Cowen & Co. lowered its rating on The Finish Line to “underperform” from “market perform” due to signs of “skyrocketing” promotions at the retailer. The investment firm also found that Finish Line was undercutting prices of Nike and Adidas online, posing a risk it may see less access to those key brands in the future.

In a note to clients issued Friday, John Kernan, the lead analyst,wrote that the firm’s Cowen Footwear Tracker continues to show increases in year-over-year promotional levels online at finishline.com for Men’s Basketball and Casual; Women’s Running, Training and Casual; and Boys Running, Basketball and Casual categories. He further noted that Finish Line offered a 20 percent discount on many SKUs during the quarter that only showed up during the checkout process when the code was applied. As a result, the Footwear Tracker charts are “likely understated in terms of promotional levels.”

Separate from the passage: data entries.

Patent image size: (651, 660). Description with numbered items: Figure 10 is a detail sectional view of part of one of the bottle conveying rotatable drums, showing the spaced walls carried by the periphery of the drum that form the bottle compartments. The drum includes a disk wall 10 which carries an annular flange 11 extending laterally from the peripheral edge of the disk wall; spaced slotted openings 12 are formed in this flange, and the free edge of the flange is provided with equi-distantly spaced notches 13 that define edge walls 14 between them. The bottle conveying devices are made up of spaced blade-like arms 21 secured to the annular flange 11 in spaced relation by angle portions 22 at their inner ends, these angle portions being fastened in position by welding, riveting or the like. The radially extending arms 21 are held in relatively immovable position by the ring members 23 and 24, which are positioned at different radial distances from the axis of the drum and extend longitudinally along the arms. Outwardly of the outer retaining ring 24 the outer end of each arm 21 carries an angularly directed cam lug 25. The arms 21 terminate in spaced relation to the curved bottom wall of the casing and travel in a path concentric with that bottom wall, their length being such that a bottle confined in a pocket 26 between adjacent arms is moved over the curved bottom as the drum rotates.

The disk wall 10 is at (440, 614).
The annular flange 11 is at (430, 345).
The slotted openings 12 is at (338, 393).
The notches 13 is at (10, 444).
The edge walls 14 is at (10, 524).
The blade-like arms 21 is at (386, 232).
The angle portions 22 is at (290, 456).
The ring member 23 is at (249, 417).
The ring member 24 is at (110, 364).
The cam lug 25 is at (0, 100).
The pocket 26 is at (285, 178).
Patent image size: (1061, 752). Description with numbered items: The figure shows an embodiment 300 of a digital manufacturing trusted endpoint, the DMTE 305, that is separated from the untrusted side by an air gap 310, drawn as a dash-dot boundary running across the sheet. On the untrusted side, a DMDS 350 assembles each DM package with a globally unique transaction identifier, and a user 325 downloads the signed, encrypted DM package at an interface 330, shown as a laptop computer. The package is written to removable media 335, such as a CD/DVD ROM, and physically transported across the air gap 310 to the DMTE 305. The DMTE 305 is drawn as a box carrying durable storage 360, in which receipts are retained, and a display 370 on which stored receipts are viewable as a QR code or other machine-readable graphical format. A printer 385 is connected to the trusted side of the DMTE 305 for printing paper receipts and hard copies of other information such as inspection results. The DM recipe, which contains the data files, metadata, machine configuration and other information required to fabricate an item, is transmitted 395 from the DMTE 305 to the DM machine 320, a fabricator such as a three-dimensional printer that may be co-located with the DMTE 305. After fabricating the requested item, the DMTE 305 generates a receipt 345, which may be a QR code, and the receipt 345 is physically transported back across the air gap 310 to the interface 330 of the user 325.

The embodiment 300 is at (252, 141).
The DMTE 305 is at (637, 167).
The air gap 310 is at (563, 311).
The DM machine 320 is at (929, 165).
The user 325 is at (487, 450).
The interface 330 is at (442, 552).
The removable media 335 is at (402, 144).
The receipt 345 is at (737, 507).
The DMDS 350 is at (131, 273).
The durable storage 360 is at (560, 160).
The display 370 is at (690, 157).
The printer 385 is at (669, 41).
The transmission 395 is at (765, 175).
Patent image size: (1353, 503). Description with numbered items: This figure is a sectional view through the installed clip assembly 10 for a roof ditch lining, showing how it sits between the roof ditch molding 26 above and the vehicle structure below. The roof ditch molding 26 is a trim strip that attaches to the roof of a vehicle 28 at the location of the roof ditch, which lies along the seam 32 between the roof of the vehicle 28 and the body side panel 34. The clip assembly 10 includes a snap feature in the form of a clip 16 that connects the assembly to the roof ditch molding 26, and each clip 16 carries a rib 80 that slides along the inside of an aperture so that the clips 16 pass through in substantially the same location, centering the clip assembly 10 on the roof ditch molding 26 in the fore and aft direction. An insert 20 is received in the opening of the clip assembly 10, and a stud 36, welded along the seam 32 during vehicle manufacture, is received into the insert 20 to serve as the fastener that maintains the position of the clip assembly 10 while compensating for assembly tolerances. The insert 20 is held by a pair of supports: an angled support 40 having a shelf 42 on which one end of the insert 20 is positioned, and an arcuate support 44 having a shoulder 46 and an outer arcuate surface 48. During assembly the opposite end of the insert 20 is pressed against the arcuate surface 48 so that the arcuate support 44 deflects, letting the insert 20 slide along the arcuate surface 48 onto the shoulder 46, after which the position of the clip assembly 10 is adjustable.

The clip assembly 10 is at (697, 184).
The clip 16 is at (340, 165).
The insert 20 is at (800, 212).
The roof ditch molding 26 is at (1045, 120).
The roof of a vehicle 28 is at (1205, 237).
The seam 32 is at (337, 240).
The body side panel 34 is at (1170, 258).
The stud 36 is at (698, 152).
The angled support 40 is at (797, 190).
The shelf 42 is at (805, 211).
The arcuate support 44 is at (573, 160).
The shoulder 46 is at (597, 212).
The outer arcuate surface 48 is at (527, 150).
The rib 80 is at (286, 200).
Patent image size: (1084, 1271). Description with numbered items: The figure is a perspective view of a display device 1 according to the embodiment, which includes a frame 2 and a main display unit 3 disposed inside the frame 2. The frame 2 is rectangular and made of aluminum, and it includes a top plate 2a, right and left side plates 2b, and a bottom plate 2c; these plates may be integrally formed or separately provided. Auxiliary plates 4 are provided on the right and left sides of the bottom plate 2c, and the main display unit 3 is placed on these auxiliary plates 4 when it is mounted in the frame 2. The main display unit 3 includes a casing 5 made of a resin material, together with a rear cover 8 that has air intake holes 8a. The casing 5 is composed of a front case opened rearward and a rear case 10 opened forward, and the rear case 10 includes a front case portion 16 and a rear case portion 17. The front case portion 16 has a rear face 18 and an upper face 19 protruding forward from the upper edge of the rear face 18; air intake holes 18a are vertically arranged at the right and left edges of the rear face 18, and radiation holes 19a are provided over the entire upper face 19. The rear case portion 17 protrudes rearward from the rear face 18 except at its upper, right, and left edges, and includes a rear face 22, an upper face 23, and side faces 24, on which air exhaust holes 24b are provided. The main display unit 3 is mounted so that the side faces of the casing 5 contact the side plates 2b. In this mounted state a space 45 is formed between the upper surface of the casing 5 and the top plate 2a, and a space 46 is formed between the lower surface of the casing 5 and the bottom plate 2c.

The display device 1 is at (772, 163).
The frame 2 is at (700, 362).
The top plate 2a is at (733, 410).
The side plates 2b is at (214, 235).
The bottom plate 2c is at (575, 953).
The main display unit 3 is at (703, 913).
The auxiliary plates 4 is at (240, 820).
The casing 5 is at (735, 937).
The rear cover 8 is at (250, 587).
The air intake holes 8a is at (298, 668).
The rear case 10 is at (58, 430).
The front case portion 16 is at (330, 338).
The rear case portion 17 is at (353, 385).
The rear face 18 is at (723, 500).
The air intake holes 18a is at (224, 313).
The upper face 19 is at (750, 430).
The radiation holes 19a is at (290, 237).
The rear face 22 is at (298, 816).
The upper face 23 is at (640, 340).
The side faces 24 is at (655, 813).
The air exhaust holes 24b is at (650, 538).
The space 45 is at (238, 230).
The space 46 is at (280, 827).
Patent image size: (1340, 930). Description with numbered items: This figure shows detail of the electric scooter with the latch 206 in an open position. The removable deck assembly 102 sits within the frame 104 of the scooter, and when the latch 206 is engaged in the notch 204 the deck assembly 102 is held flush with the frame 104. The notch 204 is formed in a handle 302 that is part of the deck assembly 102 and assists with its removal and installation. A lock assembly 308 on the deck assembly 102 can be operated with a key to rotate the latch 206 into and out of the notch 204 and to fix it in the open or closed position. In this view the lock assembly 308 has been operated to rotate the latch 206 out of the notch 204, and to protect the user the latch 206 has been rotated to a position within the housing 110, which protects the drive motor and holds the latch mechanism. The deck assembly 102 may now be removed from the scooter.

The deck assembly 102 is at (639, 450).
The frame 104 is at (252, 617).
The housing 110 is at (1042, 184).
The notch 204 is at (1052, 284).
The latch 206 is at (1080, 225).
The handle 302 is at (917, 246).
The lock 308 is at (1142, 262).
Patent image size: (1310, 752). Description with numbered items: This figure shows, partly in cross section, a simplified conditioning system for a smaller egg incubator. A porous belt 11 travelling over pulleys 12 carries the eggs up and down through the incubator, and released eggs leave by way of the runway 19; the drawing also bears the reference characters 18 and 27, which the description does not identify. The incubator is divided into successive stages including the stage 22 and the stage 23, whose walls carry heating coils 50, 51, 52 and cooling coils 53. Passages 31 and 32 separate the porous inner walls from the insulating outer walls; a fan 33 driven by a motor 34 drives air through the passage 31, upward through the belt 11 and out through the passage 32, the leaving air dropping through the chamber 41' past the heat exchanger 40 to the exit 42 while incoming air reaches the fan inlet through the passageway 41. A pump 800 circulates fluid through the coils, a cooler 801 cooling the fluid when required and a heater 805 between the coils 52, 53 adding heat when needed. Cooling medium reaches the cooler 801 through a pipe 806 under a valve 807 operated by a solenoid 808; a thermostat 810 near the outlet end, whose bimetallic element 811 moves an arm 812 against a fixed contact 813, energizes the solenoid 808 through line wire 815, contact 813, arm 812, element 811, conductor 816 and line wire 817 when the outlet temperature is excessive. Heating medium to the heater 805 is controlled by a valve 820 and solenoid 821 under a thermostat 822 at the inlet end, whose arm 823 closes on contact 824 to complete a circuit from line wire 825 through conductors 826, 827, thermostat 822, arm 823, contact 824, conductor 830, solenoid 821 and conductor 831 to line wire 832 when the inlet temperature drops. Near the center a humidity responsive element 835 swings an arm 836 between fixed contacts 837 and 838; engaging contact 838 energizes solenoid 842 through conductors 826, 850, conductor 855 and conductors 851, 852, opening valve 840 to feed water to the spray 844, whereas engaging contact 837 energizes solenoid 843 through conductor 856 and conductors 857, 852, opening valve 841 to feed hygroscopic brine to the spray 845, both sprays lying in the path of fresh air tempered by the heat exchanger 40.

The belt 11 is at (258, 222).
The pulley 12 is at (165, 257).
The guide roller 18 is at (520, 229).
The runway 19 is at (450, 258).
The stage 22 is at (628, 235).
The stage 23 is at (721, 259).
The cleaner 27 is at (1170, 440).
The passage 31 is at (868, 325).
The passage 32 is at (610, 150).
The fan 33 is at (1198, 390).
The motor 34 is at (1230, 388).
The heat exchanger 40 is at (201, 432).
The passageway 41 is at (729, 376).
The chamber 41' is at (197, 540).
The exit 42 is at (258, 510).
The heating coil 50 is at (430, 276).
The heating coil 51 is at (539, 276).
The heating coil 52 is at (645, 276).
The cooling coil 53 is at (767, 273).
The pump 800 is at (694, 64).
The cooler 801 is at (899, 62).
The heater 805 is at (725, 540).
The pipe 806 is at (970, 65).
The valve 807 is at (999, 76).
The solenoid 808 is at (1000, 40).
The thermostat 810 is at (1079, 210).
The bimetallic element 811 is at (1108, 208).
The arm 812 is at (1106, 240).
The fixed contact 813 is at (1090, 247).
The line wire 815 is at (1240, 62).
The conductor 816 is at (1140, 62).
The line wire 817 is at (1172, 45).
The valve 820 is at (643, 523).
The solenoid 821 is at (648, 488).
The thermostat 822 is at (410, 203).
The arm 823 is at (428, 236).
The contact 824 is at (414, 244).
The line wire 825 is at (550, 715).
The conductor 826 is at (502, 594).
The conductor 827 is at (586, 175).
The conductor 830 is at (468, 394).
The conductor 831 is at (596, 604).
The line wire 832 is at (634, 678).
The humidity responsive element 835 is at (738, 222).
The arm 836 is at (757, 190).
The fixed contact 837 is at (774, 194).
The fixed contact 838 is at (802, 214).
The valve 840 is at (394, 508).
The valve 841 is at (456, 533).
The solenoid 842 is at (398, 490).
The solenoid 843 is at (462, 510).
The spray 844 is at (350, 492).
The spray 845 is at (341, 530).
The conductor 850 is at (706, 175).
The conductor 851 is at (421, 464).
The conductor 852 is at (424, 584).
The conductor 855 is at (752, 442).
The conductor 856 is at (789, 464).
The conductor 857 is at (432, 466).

The analyst also noted that Finish Line “continues to underprice brands’ own websites on
 the same color and size shoes,” and believes continuing to do so will impact its future ability to secure product.

Kernan noted that Nike said at its Investor Day in late October that its goal was to reduce sales in North America from “undifferentiated multi-brand wholesale” from 60 percent currently to 20 percent in the next five years. While Nike mentioned Foot Locker as a planned retail partner in supporting establishing differentiated experience, he thinks it’s unlikely Nike “sees the same potential” at Finish Line, especially as Finish Line’s website has been selling Nike product below the same models on Nike.com for most of 2017.

Adidas “could also come to a similar conclusion as they also find many new SKUs being sold below Adidas.com prices,” Kernan adds.

Kernan also expects Nike and Adidas to emphasize the expansion of its e-commerce sales “over a struggling wholesale channel” and that will hurt Finish Line’s online growth prospects. Both Nike and Adidas have stated goals to aggressively expand online, which also earns the brands’ higher-margins and helps foster tighter connections with consumers.

Other factors in the downgrade include signs that its in-store shops inside Macy’s may be seeing softer sales. The analyst also believes Finish Line is under-investing in digital and improving customer experiences versus its peers.

Finally, management’s poison pill and eroding results are likely lowering the probability for someone to acquire the company. Sports Direct, the U.K. sporting goods giant, in early October was reported to be discussing a potential merger with Finish Line after having acquired a significant stake in the company.

Along with lowering his rating, Kernan reduced his price target on Finish Line to $7 from $10. On Friday, when the note came out, shares of Finish Line fell to $9.11 from $10.00 the day before.

Cowen reduced its estimates for Finish Line’s fourth quarter and the following year as it believes “industry headwinds and FINL specific inventory management and product margin problems will not improve.”

For Finish Line’s fourth quarter that ends February 2018, Cowen now expects 47 cents a share versus its prior estimate of 53 cents. That compares against 50 cents a year ago and Wall Street’s current consensus estimate of 55 cents. For fiscal 2018, Cowen reduced its target by 7 cents to 45 cents against $1.06 in the prior year.

For 2019, Cowen reduced its estimate to 39 cents a share from its previous target of 56 cents and consensus of 59 cents.